Das schrille Klingeln riss Randall Pearce aus dem Schlaf.
Er fluchte. Mehr über sich selbst, weil er über seinem Schreibtisch eingeschlafen war. Er stöhnte und stemmte sich hoch.
Wieder klingelte es.
Erst langsam wurde ihm bewusst, dass jemand die Türglocke betätigt hatte. Sein Blick fiel auf die Armbanduhr, die neben dem Stapeln Papiere lag, den er bearbeitet hatte.
Es war bereits eine Minute vor Mitternacht ...

2. Teil eines Zweiteilers

Wer, zum Henker, klingelte um diese Uhrzeit an der Tür? Einer seiner Studenten, der sich einen Scherz erlaubte? Kandidaten wüsste er dafür genug, nur kannte so gut wie niemand seine Adresse. Randall lebte sehr zurückgezogen in seiner viktorianischen Villa am Stadtrand von London, die ihm so ein herrliches Rückzugsgebiet zu dem Trubel des University College bot.

Als es zum dritten Mal klingelte, fluchte er. »Ist ja gut, verdammt.«

Er war verschlafen, aber er war nicht dumm. Niemand, der bei normalem Verstand war, dachte daran, ihn um Mitternacht zu besuchen. Seine Gedanken blieben bei einem Einbrecher hängen. Er hatte schon von Fällen gehört, in denen besonders alte Menschen auf diese Weise aus dem Bett gelockt worden waren, um sie dann zu überfallen.

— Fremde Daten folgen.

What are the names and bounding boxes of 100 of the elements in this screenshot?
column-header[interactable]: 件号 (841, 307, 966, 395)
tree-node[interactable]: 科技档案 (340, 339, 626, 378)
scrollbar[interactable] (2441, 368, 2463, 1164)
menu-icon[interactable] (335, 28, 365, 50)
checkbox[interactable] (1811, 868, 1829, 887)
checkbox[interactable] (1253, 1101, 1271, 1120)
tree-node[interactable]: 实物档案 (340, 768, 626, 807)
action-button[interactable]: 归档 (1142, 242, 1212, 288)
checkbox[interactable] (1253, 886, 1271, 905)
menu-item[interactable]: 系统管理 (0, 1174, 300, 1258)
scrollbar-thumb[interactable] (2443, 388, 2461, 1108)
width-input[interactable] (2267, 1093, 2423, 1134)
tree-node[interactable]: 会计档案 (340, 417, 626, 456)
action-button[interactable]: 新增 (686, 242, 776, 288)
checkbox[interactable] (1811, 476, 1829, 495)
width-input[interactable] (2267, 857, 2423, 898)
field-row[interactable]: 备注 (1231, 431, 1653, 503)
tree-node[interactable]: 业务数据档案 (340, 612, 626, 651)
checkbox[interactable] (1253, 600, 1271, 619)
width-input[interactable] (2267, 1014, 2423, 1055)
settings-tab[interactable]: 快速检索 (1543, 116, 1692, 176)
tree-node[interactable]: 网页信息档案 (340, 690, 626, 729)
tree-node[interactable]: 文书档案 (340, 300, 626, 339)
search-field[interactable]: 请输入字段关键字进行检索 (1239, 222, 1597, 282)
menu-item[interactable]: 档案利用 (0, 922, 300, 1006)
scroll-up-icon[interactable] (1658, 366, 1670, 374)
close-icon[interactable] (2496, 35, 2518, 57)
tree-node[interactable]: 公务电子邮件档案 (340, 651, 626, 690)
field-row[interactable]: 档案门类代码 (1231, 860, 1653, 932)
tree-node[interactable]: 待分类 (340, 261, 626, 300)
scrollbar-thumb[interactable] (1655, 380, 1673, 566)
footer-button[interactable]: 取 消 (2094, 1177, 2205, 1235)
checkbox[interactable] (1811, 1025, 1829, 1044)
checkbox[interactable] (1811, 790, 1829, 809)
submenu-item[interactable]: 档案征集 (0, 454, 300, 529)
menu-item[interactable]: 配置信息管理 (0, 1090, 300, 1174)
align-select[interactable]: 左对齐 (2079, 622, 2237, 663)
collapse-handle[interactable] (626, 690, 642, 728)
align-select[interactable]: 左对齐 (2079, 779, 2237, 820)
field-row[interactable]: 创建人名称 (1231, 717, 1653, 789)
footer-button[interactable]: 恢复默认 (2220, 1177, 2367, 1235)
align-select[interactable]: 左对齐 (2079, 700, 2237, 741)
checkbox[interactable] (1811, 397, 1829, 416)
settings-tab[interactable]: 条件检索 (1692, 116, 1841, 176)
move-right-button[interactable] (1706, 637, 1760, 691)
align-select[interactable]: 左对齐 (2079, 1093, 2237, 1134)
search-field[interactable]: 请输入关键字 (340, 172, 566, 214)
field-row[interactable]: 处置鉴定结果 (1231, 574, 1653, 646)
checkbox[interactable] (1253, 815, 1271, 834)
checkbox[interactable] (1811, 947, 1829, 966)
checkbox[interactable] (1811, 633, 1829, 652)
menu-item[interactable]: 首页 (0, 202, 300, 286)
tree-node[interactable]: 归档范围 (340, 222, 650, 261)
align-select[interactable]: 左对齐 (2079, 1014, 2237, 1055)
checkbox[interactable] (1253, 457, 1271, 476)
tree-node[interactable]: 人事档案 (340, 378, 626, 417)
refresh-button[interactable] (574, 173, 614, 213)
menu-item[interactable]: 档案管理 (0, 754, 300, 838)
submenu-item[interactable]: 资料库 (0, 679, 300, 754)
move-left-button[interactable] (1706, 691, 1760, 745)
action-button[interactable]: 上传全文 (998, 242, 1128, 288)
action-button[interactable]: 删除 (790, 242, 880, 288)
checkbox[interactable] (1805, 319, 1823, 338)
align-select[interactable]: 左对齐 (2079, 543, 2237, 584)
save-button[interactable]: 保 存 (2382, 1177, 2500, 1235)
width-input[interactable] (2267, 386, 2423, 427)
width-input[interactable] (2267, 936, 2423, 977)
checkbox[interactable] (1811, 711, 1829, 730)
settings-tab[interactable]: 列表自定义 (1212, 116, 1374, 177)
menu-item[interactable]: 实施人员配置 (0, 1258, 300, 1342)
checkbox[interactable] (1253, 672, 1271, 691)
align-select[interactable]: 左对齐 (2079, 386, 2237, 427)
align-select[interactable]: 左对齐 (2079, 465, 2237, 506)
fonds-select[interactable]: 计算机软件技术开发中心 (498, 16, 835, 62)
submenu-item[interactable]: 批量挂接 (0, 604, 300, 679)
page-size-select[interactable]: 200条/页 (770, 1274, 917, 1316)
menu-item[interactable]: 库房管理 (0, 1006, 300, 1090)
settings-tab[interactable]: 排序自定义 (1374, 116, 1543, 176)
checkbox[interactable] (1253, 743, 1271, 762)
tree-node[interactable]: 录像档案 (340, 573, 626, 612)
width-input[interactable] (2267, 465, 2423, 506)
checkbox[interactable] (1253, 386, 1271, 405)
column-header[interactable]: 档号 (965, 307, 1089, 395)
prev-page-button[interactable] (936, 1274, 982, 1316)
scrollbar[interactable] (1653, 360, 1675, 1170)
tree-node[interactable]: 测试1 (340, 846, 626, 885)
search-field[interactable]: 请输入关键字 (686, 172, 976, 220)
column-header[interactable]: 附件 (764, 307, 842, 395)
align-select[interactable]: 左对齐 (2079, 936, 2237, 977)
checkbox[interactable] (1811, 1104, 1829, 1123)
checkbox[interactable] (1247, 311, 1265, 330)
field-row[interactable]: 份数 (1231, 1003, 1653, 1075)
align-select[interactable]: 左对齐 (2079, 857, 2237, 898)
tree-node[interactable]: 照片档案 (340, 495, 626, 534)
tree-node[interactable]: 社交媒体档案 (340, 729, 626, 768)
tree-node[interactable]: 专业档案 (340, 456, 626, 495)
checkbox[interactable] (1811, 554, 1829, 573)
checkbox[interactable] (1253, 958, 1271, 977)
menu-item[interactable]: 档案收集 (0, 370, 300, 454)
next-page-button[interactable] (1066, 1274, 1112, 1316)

»Ich bin noch nicht alt, ihr Dreckskerle«, murmelte er und zog eine der Schreibtischschubladen auf.

Der silberne Colt hatte einmal seinem Großvater gehört, der von sich behauptete, den Wilden Westen noch erlebt zu haben. Randall musste bei dem Gedanken daran lächeln. Er griff nach der Waffe und stand auf.

Leicht schwankend verließ er sein Arbeitszimmer und schlich durch den Flur. Das Licht schaltete er absichtlich nicht an. Derjenige, der vor der Tür wartete, sollte keine Ahnung davon haben, dass er bereits in der Nähe war.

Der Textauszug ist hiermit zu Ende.